Objectives: We sought to test the hypothesis that late recanalization of infarct-related coronary arteries (IRAs) improves long-term left ventricular (LV) function.
Background: Reperfusion within 24 h of an acute myocardial infarction (MI) has been shown to improve myocardial healing and to reduce infarct expansion. Uncontrolled data suggest that there may be a time window of several weeks for such an effect.

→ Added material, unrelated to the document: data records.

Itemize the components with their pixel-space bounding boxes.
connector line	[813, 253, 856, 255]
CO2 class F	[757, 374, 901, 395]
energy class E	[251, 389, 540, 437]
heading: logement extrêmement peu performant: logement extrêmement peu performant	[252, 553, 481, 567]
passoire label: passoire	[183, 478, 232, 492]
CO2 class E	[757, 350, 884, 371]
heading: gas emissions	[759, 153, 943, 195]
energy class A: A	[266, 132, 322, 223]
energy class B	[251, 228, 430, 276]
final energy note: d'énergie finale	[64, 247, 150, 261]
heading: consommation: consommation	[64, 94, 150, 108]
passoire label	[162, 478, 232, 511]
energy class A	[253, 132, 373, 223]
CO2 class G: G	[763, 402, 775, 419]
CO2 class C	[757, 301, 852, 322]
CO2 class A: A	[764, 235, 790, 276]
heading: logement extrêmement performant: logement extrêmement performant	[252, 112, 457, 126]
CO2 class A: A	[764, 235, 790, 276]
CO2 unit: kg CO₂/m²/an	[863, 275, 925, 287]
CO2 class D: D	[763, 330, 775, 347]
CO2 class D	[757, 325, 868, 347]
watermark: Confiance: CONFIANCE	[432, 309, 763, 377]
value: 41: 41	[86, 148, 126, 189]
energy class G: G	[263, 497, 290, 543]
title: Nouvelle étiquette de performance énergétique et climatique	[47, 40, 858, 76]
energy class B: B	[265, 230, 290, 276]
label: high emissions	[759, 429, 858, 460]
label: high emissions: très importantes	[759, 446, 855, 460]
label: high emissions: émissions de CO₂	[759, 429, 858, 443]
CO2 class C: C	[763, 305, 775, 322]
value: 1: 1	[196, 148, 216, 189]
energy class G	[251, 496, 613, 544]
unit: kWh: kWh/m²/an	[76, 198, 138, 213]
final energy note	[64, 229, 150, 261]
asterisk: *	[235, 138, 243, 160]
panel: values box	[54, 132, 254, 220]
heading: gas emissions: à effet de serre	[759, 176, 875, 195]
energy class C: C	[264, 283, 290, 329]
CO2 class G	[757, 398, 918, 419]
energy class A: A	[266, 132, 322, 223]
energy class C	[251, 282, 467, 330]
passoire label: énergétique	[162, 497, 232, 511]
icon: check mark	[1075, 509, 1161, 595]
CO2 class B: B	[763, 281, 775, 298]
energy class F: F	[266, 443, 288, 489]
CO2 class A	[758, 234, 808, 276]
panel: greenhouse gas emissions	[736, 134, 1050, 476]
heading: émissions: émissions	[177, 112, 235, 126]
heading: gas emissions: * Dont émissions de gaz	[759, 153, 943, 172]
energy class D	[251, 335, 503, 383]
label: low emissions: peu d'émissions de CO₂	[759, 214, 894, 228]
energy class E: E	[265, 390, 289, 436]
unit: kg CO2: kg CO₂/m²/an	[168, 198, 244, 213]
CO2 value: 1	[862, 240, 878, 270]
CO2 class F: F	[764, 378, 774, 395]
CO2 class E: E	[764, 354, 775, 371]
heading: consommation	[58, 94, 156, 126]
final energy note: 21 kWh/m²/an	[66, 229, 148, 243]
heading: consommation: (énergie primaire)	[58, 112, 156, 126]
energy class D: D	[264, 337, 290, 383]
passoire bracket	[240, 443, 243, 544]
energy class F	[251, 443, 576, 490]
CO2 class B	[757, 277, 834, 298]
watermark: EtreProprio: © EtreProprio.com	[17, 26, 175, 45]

Methods: Sixteen asymptomatic patients 10 +/- 4 days after a first Q wave anterior wall MI with persistent left anterior descending coronary artery occlusion and infarct-zone akinesia were randomized to immediate (2 weeks) or delayed (3 months) angioplasty. Repeat catheterization and cardiac magnetic resonance imaging (MRI) were performed after 3 and 12 months.
Results: Angiography 3 months after MI revealed that LV ejection fraction (LVEF) had increased ([mean +/- SD] 54.4 +/- 4.3% vs. 63.9 +/- 7.4%, p < 0.01) as a result of improved regional function (p < 0.01) and LV end-systolic volume had decreased (p < 0.002), whereas LV end-diastolic volume remained unchanged. With delayed angioplasty, LVEF, infarct zone wall motion and LV volumes did not improve. Cardiac MRI at baseline and at 3 and 12 months confirmed these findings and extended them up to 1 year, indicating that delayed angioplasty could no longer improve LV function because of marked LV dilation (p < 0.01). Immediate angioplasty had a high success rate, but restenosis (50%) was accompanied by new severe angina as a clinical indicator of salvaged myocardium, which did not occur after delayed angioplasty.
Conclusions: This pilot study in selected patients supports the hypothesis that myocardial viability persists ("hibernation") for 2 to 3 weeks but not for 3 months after MI, during which time it may be worthwhile to restore blood flow to a large myocardial territory, even in asymptomatic patients, to improve long-term LV function.